Being able to see through the mist and fog of these modern times is not easy. Fortunately, some men and women have that prophetic gift. G. K. Chesterton was one of those.
Chesterton and the Men Of Issachar
July 22, 2009
Gilbert Keith Chesterton had (1874 - 1936) had style, wit, and an individualistic flair that surfaced on every page of his writing. For instance.....
"Thieves respect property. They merely wish the property to become their property that they may more perfectly respect it."
He was also somewhat of a prophet. In discussing the contributions of the famous English playwright George Bernard Shaw, he made the following observations about the times we live in:
You are free in our time to say that God does not exist; you are free to say that He exists and is evil; you are free to say (like poor Renan) that He would like to exist if He could.

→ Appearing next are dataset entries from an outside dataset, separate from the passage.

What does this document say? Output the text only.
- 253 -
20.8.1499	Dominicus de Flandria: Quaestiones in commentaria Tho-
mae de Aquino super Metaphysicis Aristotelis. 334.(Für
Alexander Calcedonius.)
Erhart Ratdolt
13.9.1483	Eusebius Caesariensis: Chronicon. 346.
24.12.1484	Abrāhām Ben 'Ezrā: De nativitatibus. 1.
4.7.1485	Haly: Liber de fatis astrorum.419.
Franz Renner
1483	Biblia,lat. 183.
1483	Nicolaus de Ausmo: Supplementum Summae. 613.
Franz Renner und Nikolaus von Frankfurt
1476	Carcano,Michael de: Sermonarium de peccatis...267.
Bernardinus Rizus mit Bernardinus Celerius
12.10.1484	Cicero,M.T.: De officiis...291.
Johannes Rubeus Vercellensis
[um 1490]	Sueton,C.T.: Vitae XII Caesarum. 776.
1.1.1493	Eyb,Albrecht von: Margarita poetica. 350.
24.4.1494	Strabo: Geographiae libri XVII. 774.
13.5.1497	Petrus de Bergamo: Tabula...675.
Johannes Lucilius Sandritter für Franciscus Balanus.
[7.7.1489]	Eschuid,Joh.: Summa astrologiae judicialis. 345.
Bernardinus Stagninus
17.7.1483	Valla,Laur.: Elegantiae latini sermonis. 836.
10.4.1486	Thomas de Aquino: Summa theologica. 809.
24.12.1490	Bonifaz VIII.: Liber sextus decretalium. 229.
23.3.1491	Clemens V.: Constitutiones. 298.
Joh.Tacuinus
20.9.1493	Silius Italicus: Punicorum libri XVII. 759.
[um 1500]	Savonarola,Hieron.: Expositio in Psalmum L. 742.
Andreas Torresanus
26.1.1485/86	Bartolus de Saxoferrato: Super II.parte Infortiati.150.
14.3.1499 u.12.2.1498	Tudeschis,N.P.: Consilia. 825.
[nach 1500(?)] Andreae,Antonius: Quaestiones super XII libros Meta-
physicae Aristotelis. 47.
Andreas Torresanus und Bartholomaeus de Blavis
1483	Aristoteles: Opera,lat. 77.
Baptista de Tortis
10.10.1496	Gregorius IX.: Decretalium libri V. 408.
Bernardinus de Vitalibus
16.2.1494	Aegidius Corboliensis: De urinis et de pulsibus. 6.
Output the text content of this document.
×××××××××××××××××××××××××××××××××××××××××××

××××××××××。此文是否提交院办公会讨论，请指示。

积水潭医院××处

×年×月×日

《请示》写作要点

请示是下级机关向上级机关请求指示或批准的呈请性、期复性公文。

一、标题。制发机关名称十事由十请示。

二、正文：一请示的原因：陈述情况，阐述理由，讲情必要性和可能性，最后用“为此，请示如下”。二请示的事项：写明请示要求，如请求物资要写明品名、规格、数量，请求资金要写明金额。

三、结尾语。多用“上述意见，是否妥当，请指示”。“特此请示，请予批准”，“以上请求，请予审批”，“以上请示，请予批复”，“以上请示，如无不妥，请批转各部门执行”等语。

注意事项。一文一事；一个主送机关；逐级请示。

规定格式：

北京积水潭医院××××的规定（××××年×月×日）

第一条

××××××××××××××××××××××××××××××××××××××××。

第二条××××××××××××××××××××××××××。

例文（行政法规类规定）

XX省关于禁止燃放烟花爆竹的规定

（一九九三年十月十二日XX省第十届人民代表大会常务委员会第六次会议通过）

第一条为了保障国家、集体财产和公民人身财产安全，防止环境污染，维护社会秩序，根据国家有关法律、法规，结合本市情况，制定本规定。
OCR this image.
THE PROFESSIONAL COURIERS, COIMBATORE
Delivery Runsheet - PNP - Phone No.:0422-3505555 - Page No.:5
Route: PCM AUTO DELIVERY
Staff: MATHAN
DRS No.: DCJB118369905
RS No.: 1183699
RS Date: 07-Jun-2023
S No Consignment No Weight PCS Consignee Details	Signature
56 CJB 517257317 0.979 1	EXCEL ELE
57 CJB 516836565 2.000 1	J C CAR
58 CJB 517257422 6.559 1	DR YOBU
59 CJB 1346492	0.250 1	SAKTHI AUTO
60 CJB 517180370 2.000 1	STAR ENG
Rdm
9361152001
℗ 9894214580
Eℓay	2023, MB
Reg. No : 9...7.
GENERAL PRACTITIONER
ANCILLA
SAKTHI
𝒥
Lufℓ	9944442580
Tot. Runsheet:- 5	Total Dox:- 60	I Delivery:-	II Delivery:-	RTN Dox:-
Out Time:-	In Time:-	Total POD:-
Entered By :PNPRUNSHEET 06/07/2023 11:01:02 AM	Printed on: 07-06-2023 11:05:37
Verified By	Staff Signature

You may talk of God as a metaphor or a mystification; you may water Him down with gallons of long words, or boil Him to the rags of metaphysics; and it is not merely that nobody punishes, but nobody protests.
But if you speak of God as a fact, as a thing like a tiger, as a reason for changing one's conduct, then the modern world will stop you if it can. We are long past talking about whether an unbeliever should be punished for being irreverent. It is now thought irreverent to be a believer.
I know it is all very strange. From the height of 800 years ago, or of 800 years hence, our age must look incredibly odd. We call the 12th Century ascetic. We call our own time hedonist and full of praise and pleasure. But in the ascetic age the love of life was evident and enormous, so that it had to be restrained.
In an hedonist age pleasure has always sunk low, so that it has to be encouraged. How high the sea of human happiness rose in the Middle Ages, we now only know by the colossal walls they built to keep it in bounds.
How low human happiness sank in the 20th Century our children will only know by these extraordinary modern books, which tell people that it is a duty to be cheerful and that life is not so bad after all.
Humanity never produces optimists till it has ceased to produce happy men.